In the first study, Dr Wood and his colleagues conducted a broad survey of the known cell-signaling pathways that, when activated, have the potential to trigger drug resistance.

Using this screening technology, the researchers were able to corroborate the results of earlier drug-resistance studies, while also finding pathways that had not previously been described.

The team identified the MAPK and PI3K pathways, which are known to mediate drug resistance. But they also found that activation of the Notch1 pathway caused drug resistance, and inhibiting Notch1 signaling restored drug efficacy.

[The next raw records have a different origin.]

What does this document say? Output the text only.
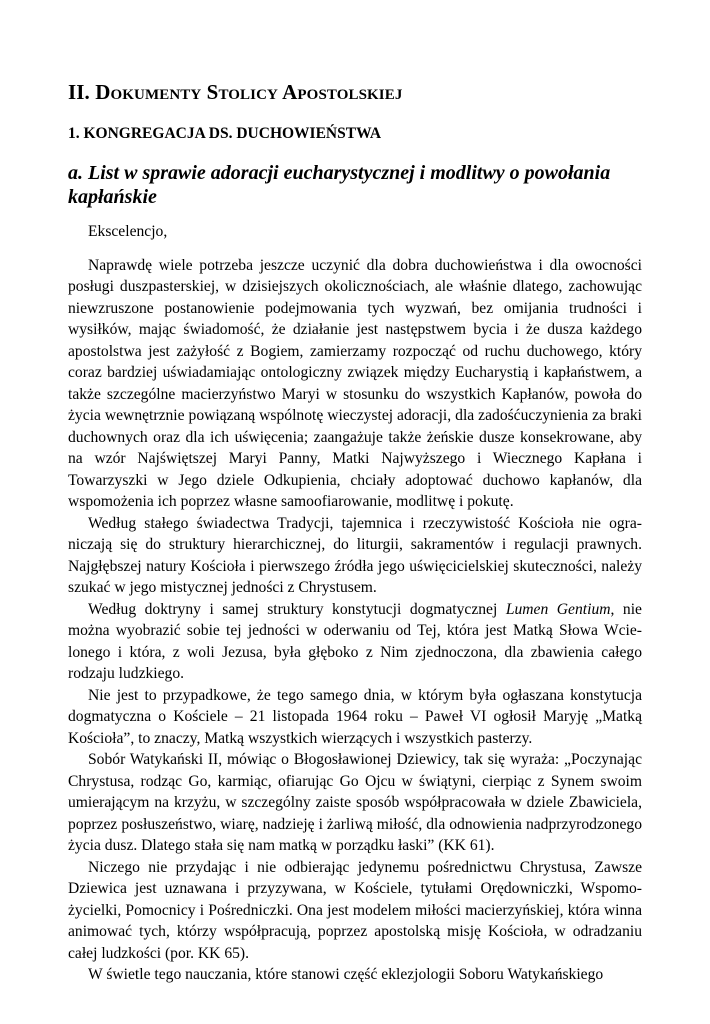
II. Dokumenty Stolicy Apostolskiej
1. KONGREGACJA DS. DUCHOWIEŃSTWA
a. List w sprawie adoracji eucharystycznej i modlitwy o powołania kapłańskie

Ekscelencjo,

Naprawdę wiele potrzeba jeszcze uczynić dla dobra duchowieństwa i dla owocności posługi duszpasterskiej, w dzisiejszych okolicznościach, ale właśnie dlatego, zachowując niewzruszone postanowienie podejmowania tych wyzwań, bez omijania trudności i wysiłków, mając świadomość, że działanie jest następstwem bycia i że dusza każdego apostolstwa jest zażyłość z Bogiem, zamierzamy rozpocząć od ruchu duchowego, który coraz bardziej uświadamiając ontologiczny związek między Eucharystią i kapłaństwem, a także szczególne macierzyństwo Maryi w stosunku do wszystkich Kapłanów, powoła do życia wewnętrznie powiązaną wspólnotę wieczystej adoracji, dla zadośćuczynienia za braki duchownych oraz dla ich uświęcenia; zaangażuje także żeńskie dusze konsekrowane, aby na wzór Najświętszej Maryi Panny, Matki Najwyższego i Wiecznego Kapłana i Towarzyszki w Jego dziele Odkupienia, chciały adoptować duchowo kapłanów, dla wspomożenia ich poprzez własne samoofiarowanie, modlitwę i pokutę.

Według stałego świadectwa Tradycji, tajemnica i rzeczywistość Kościoła nie ograniczają się do struktury hierarchicznej, do liturgii, sakramentów i regulacji prawnych. Najgłębszej natury Kościoła i pierwszego źródła jego uświęcicielskiej skuteczności, należy szukać w jego mistycznej jedności z Chrystusem.

Według doktryny i samej struktury konstytucji dogmatycznej Lumen Gentium, nie można wyobrazić sobie tej jedności w oderwaniu od Tej, która jest Matką Słowa Wcielonego i która, z woli Jezusa, była głęboko z Nim zjednoczona, dla zbawienia całego rodzaju ludzkiego.

Nie jest to przypadkowe, że tego samego dnia, w którym była ogłaszana konstytucja dogmatyczna o Kościele – 21 listopada 1964 roku – Paweł VI ogłosił Maryję „Matką Kościoła”, to znaczy, Matką wszystkich wierzących i wszystkich pasterzy.

Sobór Watykański II, mówiąc o Błogosławionej Dziewicy, tak się wyraża: „Poczynając Chrystusa, rodząc Go, karmiąc, ofiarując Go Ojcu w świątyni, cierpiąc z Synem swoim umierającym na krzyżu, w szczególny zaiste sposób współpracowała w dziele Zbawiciela, poprzez posłuszeństwo, wiarę, nadzieję i żarliwą miłość, dla odnowienia nadprzyrodzonego życia dusz. Dlatego stała się nam matką w porządku łaski” (KK 61).

Niczego nie przydając i nie odbierając jedynemu pośrednictwu Chrystusa, Zawsze Dziewica jest uznawana i przyzywana, w Kościele, tytułami Orędowniczki, Wspomożycielki, Pomocnicy i Pośredniczki. Ona jest modelem miłości macierzyńskiej, która winna animować tych, którzy współpracują, poprzez apostolską misję Kościoła, w odradzaniu całej ludzkości (por. KK 65).

W świetle tego nauczania, które stanowi część eklezjologii Soboru Watykańskiego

“Interestingly, the mechanisms are quite similar among all 3 of the cancer types,” Dr Wood noted. “In breast cancer and melanoma, our findings suggest the same Notch1 pathway as a potential driver of resistance to a wide array of targeted therapies—a role that has not been widely acknowledged previously.”

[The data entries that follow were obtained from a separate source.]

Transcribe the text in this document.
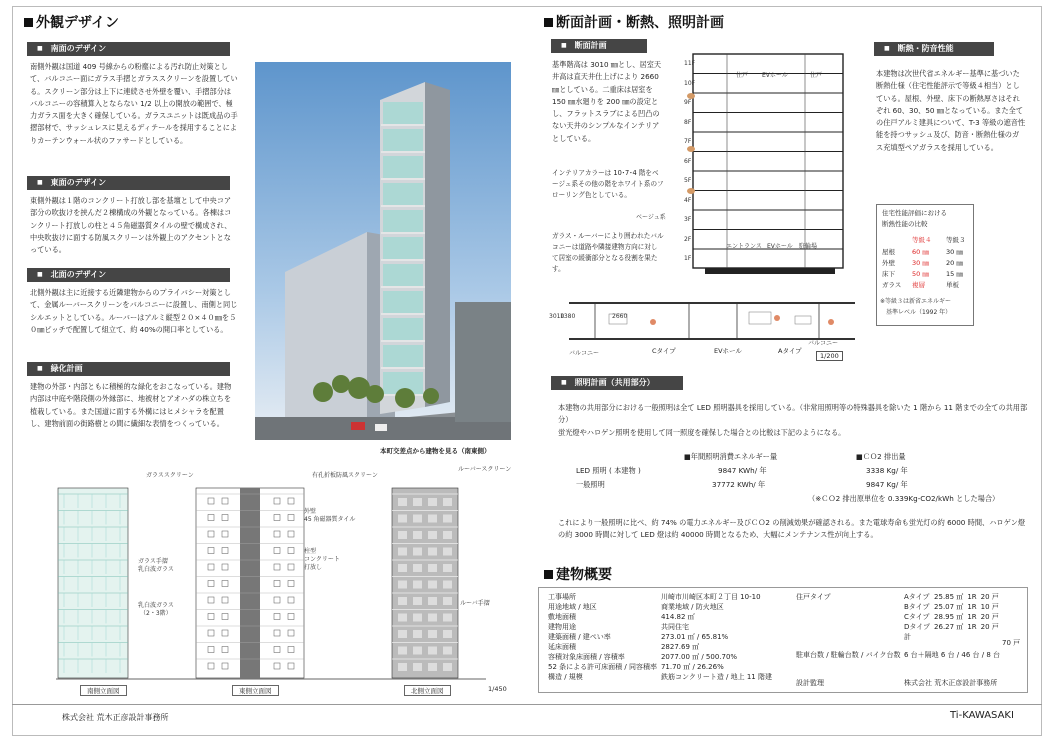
外観デザイン
■ 南面のデザイン
南側外観は国道 409 号線からの粉塵による汚れ防止対策として、バルコニー面にガラス手摺とガラススクリーンを設置している。スクリーン部分は上下に連続させ外壁を覆い、手摺部分はバルコニーの容積算入とならない 1/2 以上の開放の範囲で、極力ガラス面を大きく確保している。ガラスユニットは既成品の手摺部材で、サッシュレスに見えるディテールを採用することによりカーテンウォール状のファサードとしている。
■ 東面のデザイン
東側外観は１階のコンクリート打放し部を基壇として中央コア部分の吹抜けを挟んだ２棟構成の外観となっている。各棟はコンクリート打放しの柱と４５角磁器質タイルの壁で構成され、中央吹抜けに面する防風スクリーンは外観上のアクセントとなっている。
■ 北面のデザイン
北側外観は主に近接する近隣建物からのプライバシー対策として、金属ルーバースクリーンをバルコニーに設置し、南側と同じシルエットとしている。ルーバーはアルミ縦型２０×４０㎜を５０㎜ピッチで配置して組立て、約 40%の開口率としている。
■ 緑化計画
建物の外部・内部ともに積極的な緑化をおこなっている。建物内部は中庭や階段側の外縁部に、地被材とアオハダの株立ちを植栽している。また国道に面する外構にはヒメシャラを配置し、建物前面の街路樹との間に繊細な表情をつくっている。
本町交差点から建物を見る（南東側）
ガラススクリーン
ガラス手摺
乳白波ガラス
乳白波ガラス
（2・3階）
有孔折板防風スクリーン
外壁
45 角磁器質タイル
柱型
コンクリート
打放し
ルーバースクリーン
ルーバ手摺
南側立面図	東側立面図	北側立面図	1/450
断面計画・断熱、照明計画
■ 断面計画
基準階高は 3010 ㎜とし、居室天井高は直天井仕上げにより 2660 ㎜としている。二重床は居室を 150 ㎜水廻りを 200 ㎜の設定とし、フラットスラブによる凹凸のない天井のシンプルなインテリアとしている。
インテリアカラーは 10･7･4 階をベージュ系その他の階をホワイト系のフローリング色としている。
ベージュ系
ガラス・ルーバーにより囲われたバルコニーは道路や隣接建物方向に対して居室の緩衝部分となる役割を果たす。
住戸 EVホール	住戸
エントランス EVホール 駐輪場
11F
10F
9F
8F
7F
6F
5F
4F
3F
2F
1F
3010
1380	2660
バルコニー	Cタイプ	EVホール	Aタイプ
バルコニー
1/200
■ 断熱・防音性能
本建物は次世代省エネルギー基準に基づいた断熱仕様（住宅性能評示で等級４相当）としている。屋根、外壁、床下の断熱厚さはそれぞれ 60、30、50 ㎜となっている。また全ての住戸アルミ建具について、T-3 等級の遮音性能を持つサッシュ及び、防音・断熱仕様のガス充填型ペアガラスを採用している。
住宅性能評価における
断熱性能の比較
等級４ 等級３
屋根	60 ㎜	30 ㎜
外壁	30 ㎜	20 ㎜
床下	50 ㎜	15 ㎜
ガラス 複層	単板
※等級３は新省エネルギー
基準レベル（1992 年）
■ 照明計画（共用部分）
本建物の共用部分における一般照明は全て LED 照明器具を採用している。（非常用照明等の特殊器具を除いた 1 階から 11 階までの全ての共用部分）
蛍光燈やハロゲン照明を使用して同一照度を確保した場合との比較は下記のようになる。
■年間照明消費エネルギー量	■ＣＯ2 排出量
LED 照明 ( 本建物 )	9847 KWh/ 年	3338 Kg/ 年
一般照明	37772 KWh/ 年	9847 Kg/ 年
（※ＣＯ2 排出原単位を 0.339Kg-CO2/kWh とした場合）
これにより一般照明に比べ、約 74% の電力エネルギー及びＣＯ2 の削減効果が確認される。また電球寿命も蛍光灯の約 6000 時間、ハロゲン燈の約 3000 時間に対して LED 燈は約 40000 時間となるため、大幅にメンテナンス性が向上する。
建物概要
工事場所	川崎市川崎区本町２丁目 10-10
用途地域 / 地区	商業地域 / 防火地区
敷地面積	414.82 ㎡
建物用途	共同住宅
建築面積 / 建ぺい率	273.01 ㎡ / 65.81%
延床面積	2827.69 ㎡
容積対象床面積 / 容積率	2077.00 ㎡ / 500.70%
52 条による許可床面積 / 同容積率	71.70 ㎡ / 26.26%
構造 / 規模	鉄筋コンクリート造 / 地上 11 階建
住戸タイプ	Aタイプ	25.85 ㎡	1R	20 戸
Bタイプ	25.07 ㎡	1R	10 戸
Cタイプ	28.95 ㎡	1R	20 戸
Dタイプ	26.27 ㎡	1R	20 戸
計
70 戸
駐車台数 / 駐輪台数 / バイク台数 6 台＋隔地 6 台 / 46 台 / 8 台
設計監理	株式会社 荒木正彦設計事務所
株式会社 荒木正彦設計事務所	Ti-KAWASAKI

The investigators found that Notch signaling mediated drug resistance to an estrogen receptor-targeted therapy used in breast cancer and to a kinase-targeted therapy used in melanoma. And tumors from some patients with relapsed breast cancer or melanoma had increased markers of Notch1 signaling.

In the second study, the researchers used the aforementioned pathway-centric screen to track a pair of separate signaling pathways downstream of RAS, a protein frequently activated in MPNs.

The team found the pathway mediated by RAS promoted drug resistance in hematopoietic cell lines containing an activating mutation in JAK2. And RAS signaling led to the phosphorylation-mediated inactivation of the pro-apoptotic protein BAD, which enabled cell survival.

Combining JAK inhibitors with inhibitors of kinases downstream of RAS signaling prompted apoptosis in cell lines that were resistant to JAK inhibitors. This suggests such combinations may be effective for treating drug-resistant MPNs.

“Together, these findings improve our ability to stratify patients into groups more and less likely to respond to therapy and design drug combinations that work together to block or delay resistance,” Dr Wood concluded.